Im Mittelpunkt des Vortrags von Mag. Hannes Seidelberger (Generalsekretär der ÖV; Schutzverband gegen unlauteren Wettbewerb) mit dem Titel „Änderung zu Preisherabsetzungen und Erweiterung der per-se-Verbote sowie mögliche Ausnahmen der UGP-RL“ stand die neue Regelung des Art 6a der Preisangaben-RL 98/6. Danach ist bei jeder Bekanntgabe einer Preisermäßigung der vorherige Preis anzugeben, den der Händler vor der Preisermäßigung über einen bestimmten Zeitraum angewandt hat (Z 1), wobei – gemäß Z 2 – der vorherige Preis der niedrigste Preis ist, den der Händler innerhalb eines Zeitraums von mindestens 30 Tage vor der Anwendung der Preisermäßigung angewandt hat. In Z 5 ist schließlich zu lesen, dass die Mitgliedstaaten festlegen können, dass im Falle einer schrittweise ansteigenden Preisermäßigung der vorherige Preis der nicht ermäßigte Preis vor der ersten Anwendung der Preisermäßigung ist. Die Regelung war im ursprünglichen EK-Vorschlag nicht vorgesehen und es gibt auch keinen Erwägungsgrund, mit Hilfe dessen der Inhalt dieser unklar erscheinenden Formulierung zweifelsfrei interpretiert werden könnte. Wie Mag. Seidelberger anschaulich anhand konkreter Beispiele darlegte, wirft diese Bestimmung eine Reihe von Fragen auf, wie zB: Welche Preisermäßigungen fallen unter diese Regelung? Was ist tatsächlich nun der „vorige Preis“? Was ist der „bestimmte Zeitraum“? Geht es hier um den niedrigsten Preis der letzten 30 Tage oder um den niedrigsten Preis, der mindestens 30 Tage gegolten hat? (im Schrifttum gibt es dazu bereits unterschiedliche Antworten) und: Fällt auch ein genereller Rabatt darunter (für alle Produkte oder einer Produktgruppe) oder nicht?

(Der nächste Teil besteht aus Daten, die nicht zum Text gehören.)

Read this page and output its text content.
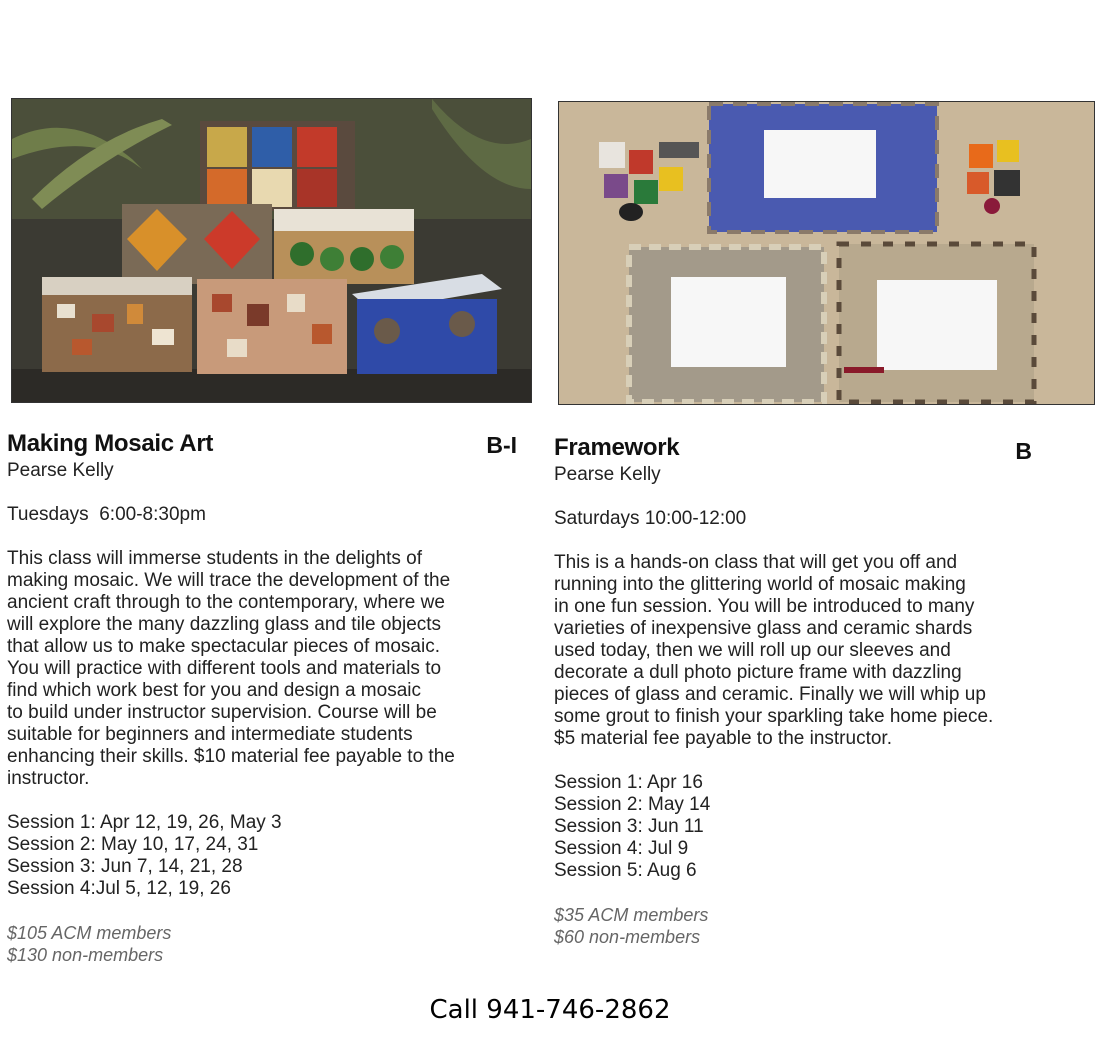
Making Mosaic Art	B-I
Pearse Kelly
Tuesdays  6:00-8:30pm
This class will immerse students in the delights of
making mosaic. We will trace the development of the
ancient craft through to the contemporary, where we
will explore the many dazzling glass and tile objects
that allow us to make spectacular pieces of mosaic.
You will practice with different tools and materials to
find which work best for you and design a mosaic
to build under instructor supervision. Course will be
suitable for beginners and intermediate students
enhancing their skills. $10 material fee payable to the
instructor.
Session 1: Apr 12, 19, 26, May 3
Session 2: May 10, 17, 24, 31
Session 3: Jun 7, 14, 21, 28
Session 4:Jul 5, 12, 19, 26
$105 ACM members
$130 non-members
Framework	B
Pearse Kelly
Saturdays 10:00-12:00
This is a hands-on class that will get you off and
running into the glittering world of mosaic making
in one fun session. You will be introduced to many
varieties of inexpensive glass and ceramic shards
used today, then we will roll up our sleeves and
decorate a dull photo picture frame with dazzling
pieces of glass and ceramic. Finally we will whip up
some grout to finish your sparkling take home piece.
$5 material fee payable to the instructor.
Session 1: Apr 16
Session 2: May 14
Session 3: Jun 11
Session 4: Jul 9
Session 5: Aug 6
$35 ACM members
$60 non-members
Call 941-746-2862
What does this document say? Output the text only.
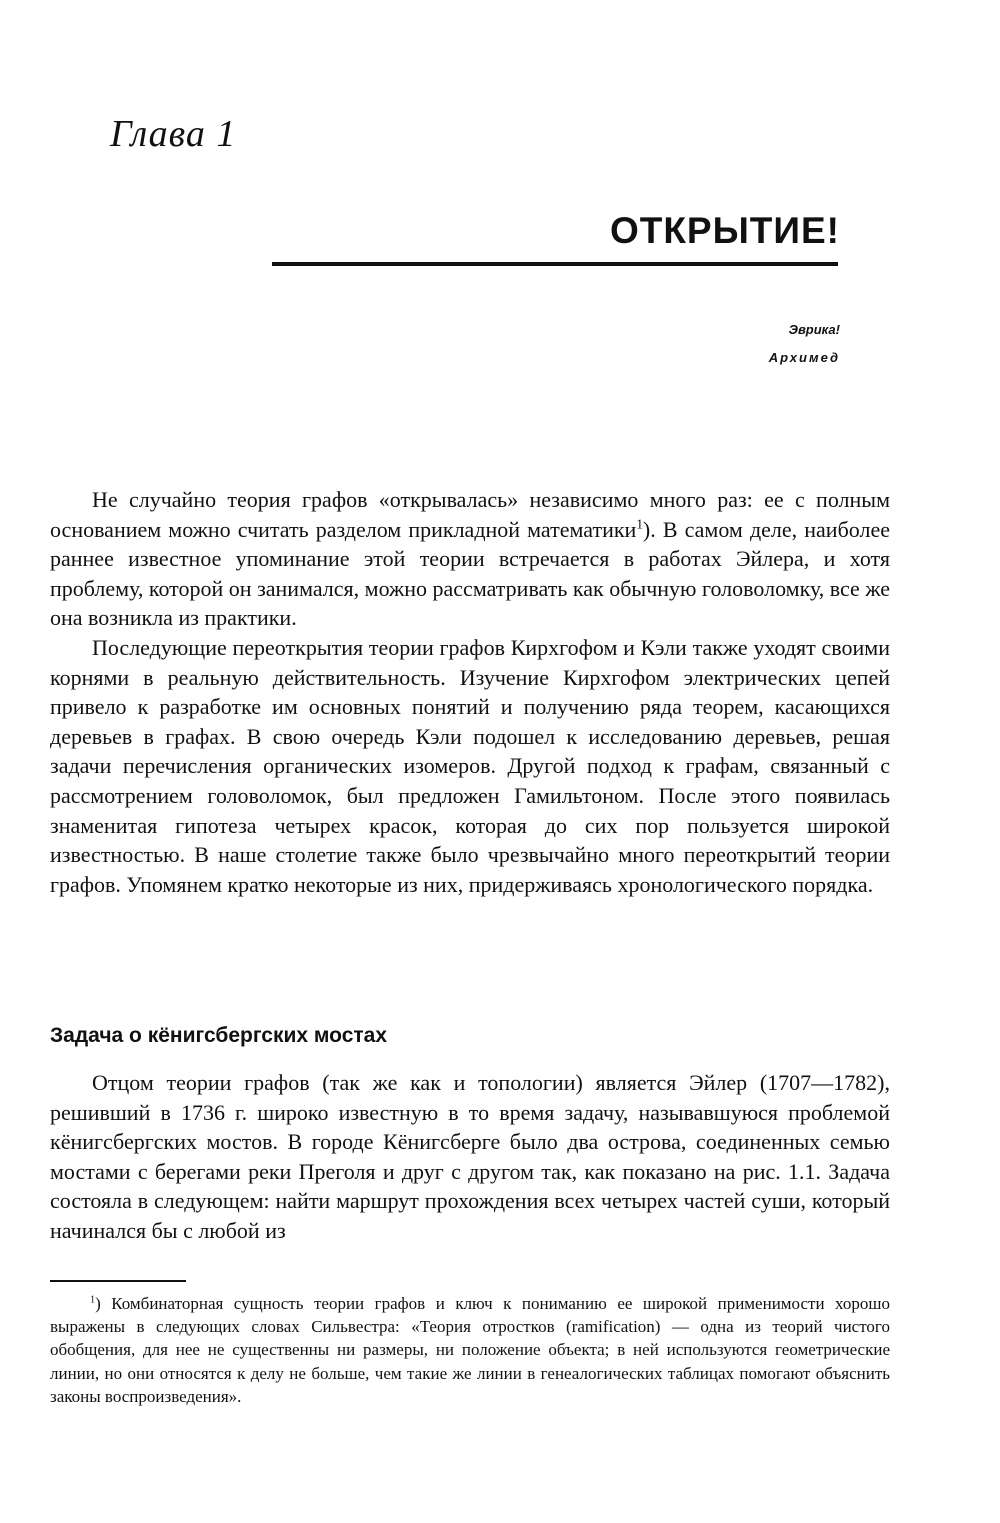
Глава 1
ОТКРЫТИЕ!
Эврика!
Архимед

Не случайно теория графов «открывалась» независимо много раз: ее с полным основанием можно считать разделом прикладной математики$^1$). В самом деле, наиболее раннее известное упоминание этой теории встречается в работах Эйлера, и хотя проблему, которой он занимался, можно рассматривать как обычную головоломку, все же она возникла из практики.

Последующие переоткрытия теории графов Кирхгофом и Кэли также уходят своими корнями в реальную действительность. Изучение Кирхгофом электрических цепей привело к разработке им основных понятий и получению ряда теорем, касающихся деревьев в графах. В свою очередь Кэли подошел к исследованию деревьев, решая задачи перечисления органических изомеров. Другой подход к графам, связанный с рассмотрением головоломок, был предложен Гамильтоном. После этого появилась знаменитая гипотеза четырех красок, которая до сих пор пользуется широкой известностью. В наше столетие также было чрезвычайно много переоткрытий теории графов. Упомянем кратко некоторые из них, придерживаясь хронологического порядка.

Задача о кёнигсбергских мостах

Отцом теории графов (так же как и топологии) является Эйлер (1707—1782), решивший в 1736 г. широко известную в то время задачу, называвшуюся проблемой кёнигсбергских мостов. В городе Кёнигсберге было два острова, соединенных семью мостами с берегами реки Преголя и друг с другом так, как показано на рис. 1.1. Задача состояла в следующем: найти маршрут прохождения всех четырех частей суши, который начинался бы с любой из

$^1$) Комбинаторная сущность теории графов и ключ к пониманию ее широкой применимости хорошо выражены в следующих словах Сильвестра: «Теория отростков (ramification) — одна из теорий чистого обобщения, для нее не существенны ни размеры, ни положение объекта; в ней используются геометрические линии, но они относятся к делу не больше, чем такие же линии в генеалогических таблицах помогают объяснить законы воспроизведения».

Eine sachgerechte Umsetzung dieser Richtlinienbestimmung in das nationale Recht könnte eine Herausforderung werden, ganz abgesehen von den Schwierigkeiten, Verstöße behördlich zu kontrollieren bzw nachzuweisen. Weiters informierte Mag. Seidelberger über ein neues Per-Se-Verbot betreffend den Wiederverkauf von Eintrittskarten in Nr. 23a des Anhangs zur UGP-RL. Laut der neuen Regelung des Art 3 Abs 5 UGP-RL sind Mitgliedstaaten nicht daran gehindert, aggressive oder irreführende Vermarktungs- oder Verkaufspraktiken im Zusammenhang mit unerbetenen Besuchen eines Gewerbetreibenden in der Wohnung eines Verbrauchers oder bei „Werbeausflügen“ zu verbieten – was das Prinzip der Vollharmonisierung durchbricht.

Von maßgeblicher Bedeutung sind auch die in der Omnibus-Richtlinie vorgesehenen „Rechtsbehelfe und Sanktionen im Falle unlauterer Geschäftspraktiken“, von denen MMag. Erika Ummenberger-Zierler (Bundesministerium für Digitalisierung und Wettbewerb) berichtet. So haben die Mitgliedstaaten gemäß dem neuen Art 13 Abs 3 UGP-RL bei der Verhängung von Sanktionen „bei weitverbreiteten Verstößen“ (siehe Art 21 der Verordnung 2017/2394) grundsätzlich sicherzustellen, dass entweder Geldbußen im Verwaltungsverfahren verhängt werden können oder gerichtliche Verfahren zur Verhängung von Geldbußen eingeleitet werden können oder beides erfolgen kann, wobei sich der Höchstbetrag solcher Geldbußen auf mindestens 4 % des Jahresumsatzes des Gewerbetreibenden in dem (den) betreffenden Mitgliedstaat(en) beläuft. Für den Fall, dass eine solche Geldbuße zu verhängen ist, jedoch keine Informationen über den Jahresumsatz des Gewerbetreibenden verfügbar sind, muss die Möglichkeit der Verhängung von Geldbußen mit einem Höchstbetrag von mindestens 2 Mio. EUR vorgesehen sein. Auch für die anderen, von der Omnibus-Richtlinie „mitchauffierten“ Richtlinien sind Erweiterungen der Sanktionsmöglichkeiten bzw Kriterienkataloge vorgesehen. Generell wird auch die Umsetzung dieser Bestimmungen als große Herausforderung angesehen und muss hier in Österreich eine Einpassung in ein anerkannt gut funktionierendes System erfolgen.

Den Abschluss der Veranstaltung am Faschingsdienstag bildete ein Get-together mit Buffet und Getränken – und natürlich am Faschingsdienstag Krapfen.